- Genre: Current Affairs
- Country of origin: Northern Ireland
- Original language: English

Production
- Running time: 30–60 minutes

Original release
- Network: BBC One Northern Ireland

= Spotlight (BBC Northern Ireland TV programme) =

North Irish current affairs broadcast

Spotlight is a BBC Northern Ireland weekly current affairs programme. It debuted in 1973.

The programme is aired on BBC1 Northern Ireland at 10:35pm (and sometimes early) on Tuesday evenings, with a repeat on BBC2. It is available to UK viewers outside of Northern Ireland on BBC iPlayer for a week after the programme. The format usually consists of a half-hour report presented on a rotating basis by a small number of presenters and reporters. At present, these are Mandy McAuley, Lyndsey Telford, Conor Spackman, Julian O'Neill, Stephen Dempster, Jennifer O'Leary, Alan Haslam. Occasionally, the programme consists of a studio format with various reports and panel discussions.

Spotlight is well known for its hard-hitting investigations and in 2008 won a Royal Television Society award for Mandy McAuley's dog-fighting investigation.
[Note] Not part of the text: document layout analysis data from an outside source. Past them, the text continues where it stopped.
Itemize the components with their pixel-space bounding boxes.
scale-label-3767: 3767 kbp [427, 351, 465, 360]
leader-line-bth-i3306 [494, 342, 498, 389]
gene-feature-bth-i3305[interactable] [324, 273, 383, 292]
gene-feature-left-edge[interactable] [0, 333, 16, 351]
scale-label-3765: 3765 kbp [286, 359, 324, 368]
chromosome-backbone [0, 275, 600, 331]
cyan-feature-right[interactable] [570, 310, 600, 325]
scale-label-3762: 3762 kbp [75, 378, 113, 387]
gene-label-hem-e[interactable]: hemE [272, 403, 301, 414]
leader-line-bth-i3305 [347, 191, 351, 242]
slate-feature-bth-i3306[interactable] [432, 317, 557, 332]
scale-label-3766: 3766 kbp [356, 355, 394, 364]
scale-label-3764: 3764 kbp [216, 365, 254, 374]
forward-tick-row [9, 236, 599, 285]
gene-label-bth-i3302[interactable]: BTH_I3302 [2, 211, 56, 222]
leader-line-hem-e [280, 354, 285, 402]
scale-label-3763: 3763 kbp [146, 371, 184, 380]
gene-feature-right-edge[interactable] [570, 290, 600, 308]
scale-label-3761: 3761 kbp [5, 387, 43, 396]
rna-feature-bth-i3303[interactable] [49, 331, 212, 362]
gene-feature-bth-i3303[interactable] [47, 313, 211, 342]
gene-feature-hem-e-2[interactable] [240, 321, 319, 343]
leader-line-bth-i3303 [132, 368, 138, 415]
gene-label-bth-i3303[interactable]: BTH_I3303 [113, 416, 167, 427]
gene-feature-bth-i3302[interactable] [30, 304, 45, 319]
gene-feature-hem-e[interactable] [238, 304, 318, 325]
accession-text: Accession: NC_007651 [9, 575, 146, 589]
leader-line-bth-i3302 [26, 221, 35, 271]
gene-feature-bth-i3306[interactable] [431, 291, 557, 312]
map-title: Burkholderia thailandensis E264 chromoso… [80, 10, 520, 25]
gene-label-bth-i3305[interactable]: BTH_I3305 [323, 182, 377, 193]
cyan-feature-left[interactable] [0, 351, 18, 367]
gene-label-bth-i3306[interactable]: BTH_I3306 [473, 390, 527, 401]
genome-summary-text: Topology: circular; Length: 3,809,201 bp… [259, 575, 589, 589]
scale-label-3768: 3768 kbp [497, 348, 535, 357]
It has launched the careers of a number of high-profile broadcasters, including Jeremy Paxman, Alex Thomson and Gavin Esler.

==Spotlight at 40==
On 22 October 2013, Spotlight celebrated its 40th anniversary with an hour-long special show dubbed Spotlight at 40. The show featured interviews with Gavin Esler, Roisin McAuley, Alex Thomson and Jeremy Paxman and took a look back at the show's 40-year run including its most controversial shows.